Sabrina sentiu o estômago contrair. Pela primeira vez em toda sua vida, o medo não era algo que ela controlava. Tentou disfarçar, mas a respiração a entregou.
Ele olhou para os seguranças que estavam de costas para eles. Era a regra, não olhar para seu rosto e em seguida recolocou a máscara com calma.
— Vamos! — disse ao segurança, sem tirar os olhos dela. — Deixa ela. O tempo faz o resto. Vou deixar que ele termine.
— Não… — a voz falhou. — Você não pode me deixar aqui.
Ele já estava na porta quando parou. Virou o rosto apenas o suficiente para encará-la.

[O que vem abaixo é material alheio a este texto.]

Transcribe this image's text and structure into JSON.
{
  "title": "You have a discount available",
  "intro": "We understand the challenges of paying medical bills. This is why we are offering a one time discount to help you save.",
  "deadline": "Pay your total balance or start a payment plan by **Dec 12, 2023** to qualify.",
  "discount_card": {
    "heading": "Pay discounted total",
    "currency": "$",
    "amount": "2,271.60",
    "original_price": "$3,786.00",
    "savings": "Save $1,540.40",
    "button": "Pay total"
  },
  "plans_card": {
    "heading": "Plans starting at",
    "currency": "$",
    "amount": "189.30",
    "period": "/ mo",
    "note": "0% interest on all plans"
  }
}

— Ainda não entendeu? — disse, frio. — Esse lugar já é a sua sepultura. Não se preocupe. Eu trago flores. As vermelhas... que são as suas preferidas.
— Maldito momento que eu não te matei.— Gritou fazendo ele sorrir.

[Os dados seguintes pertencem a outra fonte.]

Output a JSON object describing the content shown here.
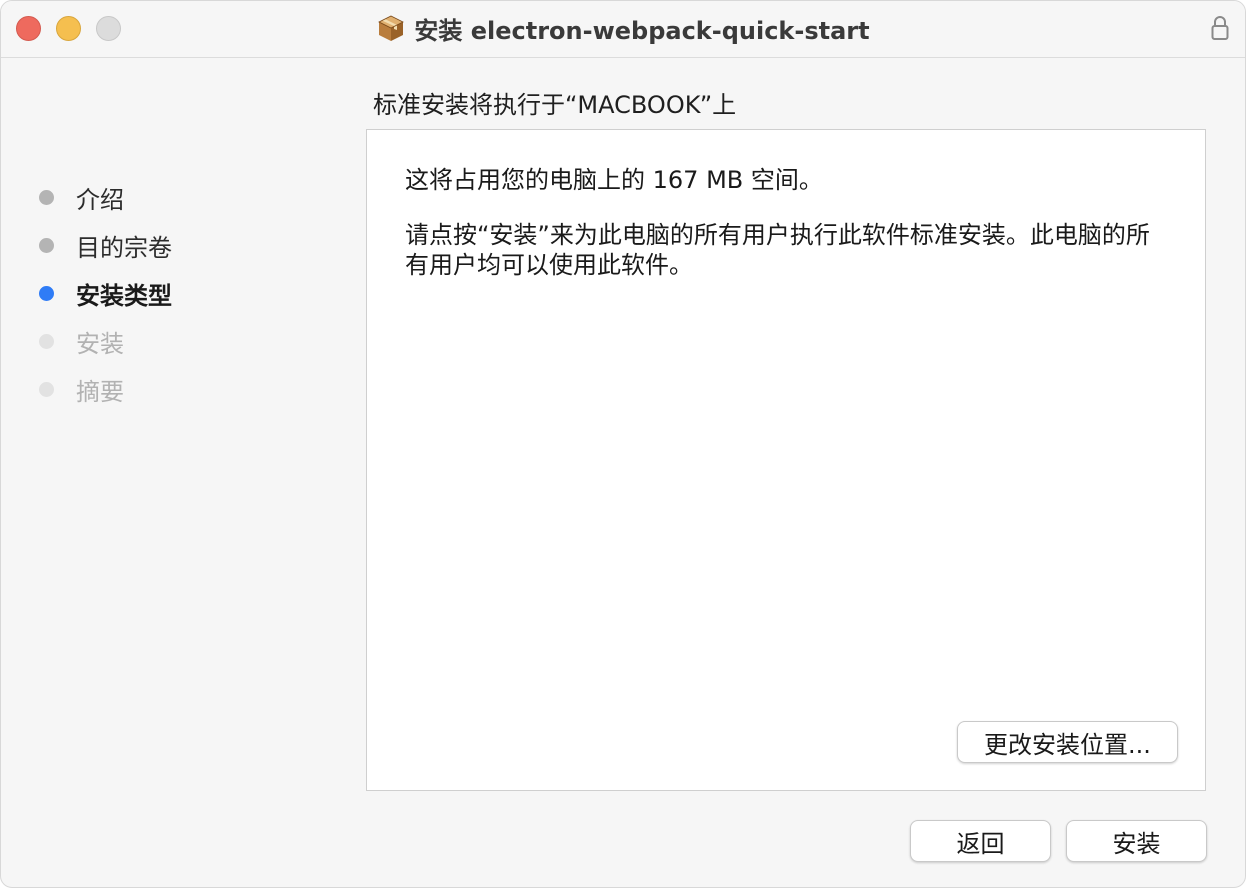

A porta se fechou com um baque forte.
— Senhor... qual é a próxima ordem?
Ele nem olhou para trás.
— Não tenho ordens. Me encarreguei de que ela nunca consiga sair daqui.— respondeu sem emoção.— Ele deu alguns passos, acendeu um cigarro e completou, sem emoção.— Vocês só precisam sentar e esperar.
No primeiro dia, Sabrina ainda acreditava que sairia dali. O corpo doía, a cabeça girava, mas a mente continuava afiada. Ela puxava as cordas, testava a resistência, analisava cada fresta da cabana como se fosse encontrar uma falha, uma saída, qualquer coisa. Gritou. Xingou. Prometeu dinheiro, ameaçou nomes, citou contatos, poder, influência.

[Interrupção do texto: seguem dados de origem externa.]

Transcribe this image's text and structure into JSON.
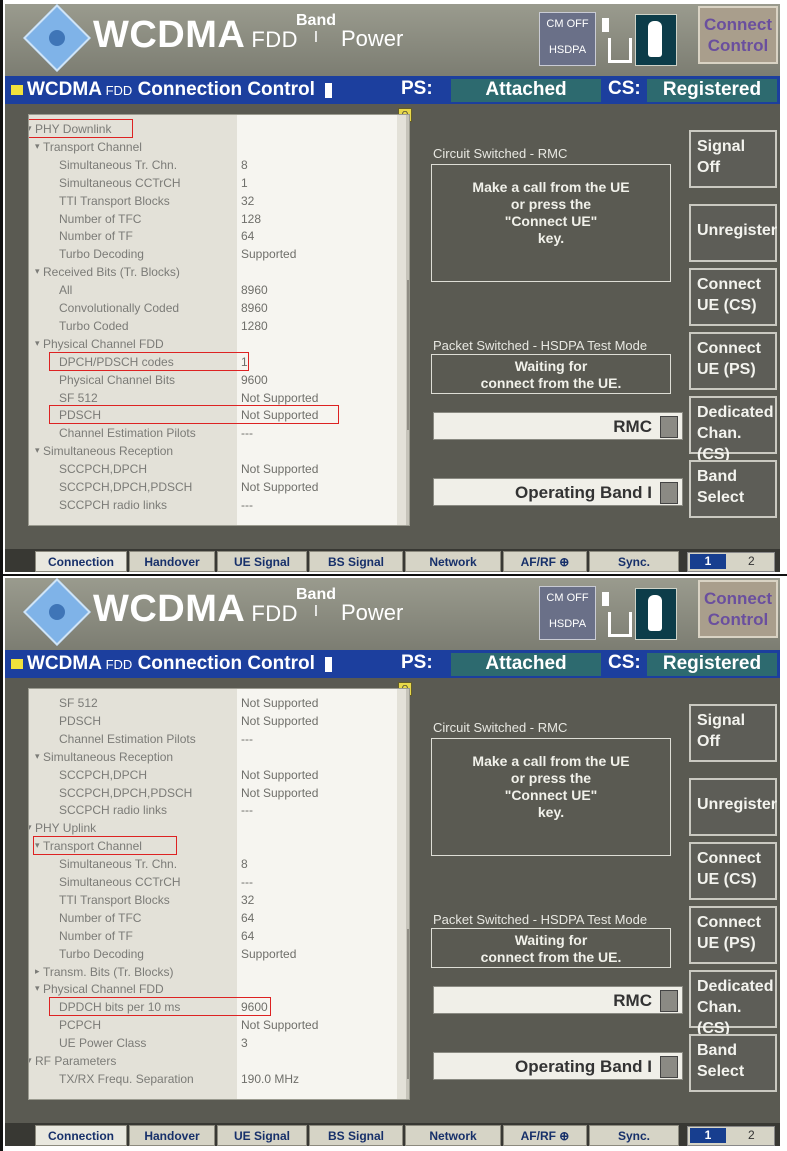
{
  "header": {
    "app": "WCDMA",
    "fdd": "FDD",
    "band_label": "Band",
    "band_value": "I",
    "power": "Power",
    "cm_off": "CM OFF",
    "hsdpa": "HSDPA",
    "connect_control_l1": "Connect",
    "connect_control_l2": "Control"
  },
  "subheader": {
    "title": "WCDMA",
    "fdd": "FDD",
    "connection_control": "Connection Control",
    "ps_label": "PS:",
    "ps_value": "Attached",
    "cs_label": "CS:",
    "cs_value": "Registered"
  },
  "panel": {
    "cs_label": "Circuit Switched - RMC",
    "cs_msg_l1": "Make a call from the UE",
    "cs_msg_l2": "or press the",
    "cs_msg_l3": "\"Connect UE\"",
    "cs_msg_l4": "key.",
    "ps_label": "Packet Switched - HSDPA Test Mode",
    "ps_msg_l1": "Waiting for",
    "ps_msg_l2": "connect from the UE.",
    "rmc": "RMC",
    "operating_band": "Operating Band I"
  },
  "buttons": [
    {
      "l1": "Signal",
      "l2": "Off"
    },
    {
      "l1": "Unregister",
      "l2": ""
    },
    {
      "l1": "Connect",
      "l2": "UE (CS)"
    },
    {
      "l1": "Connect",
      "l2": "UE (PS)"
    },
    {
      "l1": "Dedicated",
      "l2": "Chan. (CS)"
    },
    {
      "l1": "Band",
      "l2": "Select"
    }
  ],
  "tabs": [
    "Connection",
    "Handover",
    "UE Signal",
    "BS Signal",
    "Network",
    "AF/RF",
    "Sync."
  ],
  "pages": [
    "1",
    "2"
  ],
  "tree1": [
    {
      "name": "PHY Downlink",
      "value": "",
      "indent": 1,
      "arrow": "down"
    },
    {
      "name": "Transport Channel",
      "value": "",
      "indent": 2,
      "arrow": "down"
    },
    {
      "name": "Simultaneous Tr. Chn.",
      "value": "8",
      "indent": 3,
      "arrow": ""
    },
    {
      "name": "Simultaneous CCTrCH",
      "value": "1",
      "indent": 3,
      "arrow": ""
    },
    {
      "name": "TTI Transport Blocks",
      "value": "32",
      "indent": 3,
      "arrow": ""
    },
    {
      "name": "Number of TFC",
      "value": "128",
      "indent": 3,
      "arrow": ""
    },
    {
      "name": "Number of TF",
      "value": "64",
      "indent": 3,
      "arrow": ""
    },
    {
      "name": "Turbo Decoding",
      "value": "Supported",
      "indent": 3,
      "arrow": ""
    },
    {
      "name": "Received Bits (Tr. Blocks)",
      "value": "",
      "indent": 2,
      "arrow": "down"
    },
    {
      "name": "All",
      "value": "8960",
      "indent": 3,
      "arrow": ""
    },
    {
      "name": "Convolutionally Coded",
      "value": "8960",
      "indent": 3,
      "arrow": ""
    },
    {
      "name": "Turbo Coded",
      "value": "1280",
      "indent": 3,
      "arrow": ""
    },
    {
      "name": "Physical Channel FDD",
      "value": "",
      "indent": 2,
      "arrow": "down"
    },
    {
      "name": "DPCH/PDSCH codes",
      "value": "1",
      "indent": 3,
      "arrow": ""
    },
    {
      "name": "Physical Channel Bits",
      "value": "9600",
      "indent": 3,
      "arrow": ""
    },
    {
      "name": "SF 512",
      "value": "Not Supported",
      "indent": 3,
      "arrow": ""
    },
    {
      "name": "PDSCH",
      "value": "Not Supported",
      "indent": 3,
      "arrow": ""
    },
    {
      "name": "Channel Estimation Pilots",
      "value": "---",
      "indent": 3,
      "arrow": ""
    },
    {
      "name": "Simultaneous Reception",
      "value": "",
      "indent": 2,
      "arrow": "down"
    },
    {
      "name": "SCCPCH,DPCH",
      "value": "Not Supported",
      "indent": 3,
      "arrow": ""
    },
    {
      "name": "SCCPCH,DPCH,PDSCH",
      "value": "Not Supported",
      "indent": 3,
      "arrow": ""
    },
    {
      "name": "SCCPCH radio links",
      "value": "---",
      "indent": 3,
      "arrow": ""
    }
  ],
  "tree2": [
    {
      "name": "SF 512",
      "value": "Not Supported",
      "indent": 3,
      "arrow": ""
    },
    {
      "name": "PDSCH",
      "value": "Not Supported",
      "indent": 3,
      "arrow": ""
    },
    {
      "name": "Channel Estimation Pilots",
      "value": "---",
      "indent": 3,
      "arrow": ""
    },
    {
      "name": "Simultaneous Reception",
      "value": "",
      "indent": 2,
      "arrow": "down"
    },
    {
      "name": "SCCPCH,DPCH",
      "value": "Not Supported",
      "indent": 3,
      "arrow": ""
    },
    {
      "name": "SCCPCH,DPCH,PDSCH",
      "value": "Not Supported",
      "indent": 3,
      "arrow": ""
    },
    {
      "name": "SCCPCH radio links",
      "value": "---",
      "indent": 3,
      "arrow": ""
    },
    {
      "name": "PHY Uplink",
      "value": "",
      "indent": 1,
      "arrow": "down"
    },
    {
      "name": "Transport Channel",
      "value": "",
      "indent": 2,
      "arrow": "down"
    },
    {
      "name": "Simultaneous Tr. Chn.",
      "value": "8",
      "indent": 3,
      "arrow": ""
    },
    {
      "name": "Simultaneous CCTrCH",
      "value": "---",
      "indent": 3,
      "arrow": ""
    },
    {
      "name": "TTI Transport Blocks",
      "value": "32",
      "indent": 3,
      "arrow": ""
    },
    {
      "name": "Number of TFC",
      "value": "64",
      "indent": 3,
      "arrow": ""
    },
    {
      "name": "Number of TF",
      "value": "64",
      "indent": 3,
      "arrow": ""
    },
    {
      "name": "Turbo Decoding",
      "value": "Supported",
      "indent": 3,
      "arrow": ""
    },
    {
      "name": "Transm. Bits (Tr. Blocks)",
      "value": "",
      "indent": 2,
      "arrow": "right"
    },
    {
      "name": "Physical Channel FDD",
      "value": "",
      "indent": 2,
      "arrow": "down"
    },
    {
      "name": "DPDCH bits per 10 ms",
      "value": "9600",
      "indent": 3,
      "arrow": ""
    },
    {
      "name": "PCPCH",
      "value": "Not Supported",
      "indent": 3,
      "arrow": ""
    },
    {
      "name": "UE Power Class",
      "value": "3",
      "indent": 3,
      "arrow": ""
    },
    {
      "name": "RF Parameters",
      "value": "",
      "indent": 1,
      "arrow": "down"
    },
    {
      "name": "TX/RX Frequ. Separation",
      "value": "190.0 MHz",
      "indent": 3,
      "arrow": ""
    }
  ],
  "highlights1": [
    "PHY Downlink",
    "DPCH/PDSCH codes",
    "PDSCH"
  ],
  "highlights2": [
    "Transport Channel",
    "DPDCH bits per 10 ms"
  ]
}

Nada veio em resposta. Nem água. Nem comida. Só silêncio.
No segundo dia, o tempo começou a se distorcer. A garganta já arranhava. Os lábios racharam. O gosto metálico não sumia. O estômago vazio reclamava em ondas, contraindo com dor. Ela tentou manter o controle, repetindo para si mesma que aquilo era um jogo, uma tentativa de amedrontá-la.
— Eu não vou ceder seu maldito… — murmurou para o nada, a voz mais fraca do que gostaria.
No terceiro dia, a fome deixou de ser o pior problema. A sede tomou conta de tudo. A língua pesada, grudando no céu da boca. A respiração seca, difícil. O corpo mais lento. Os pensamentos embaralhados. Ela tentou se levantar várias vezes, caiu outras tantas. Riu sozinha em um momento, um riso sem humor, quebrado.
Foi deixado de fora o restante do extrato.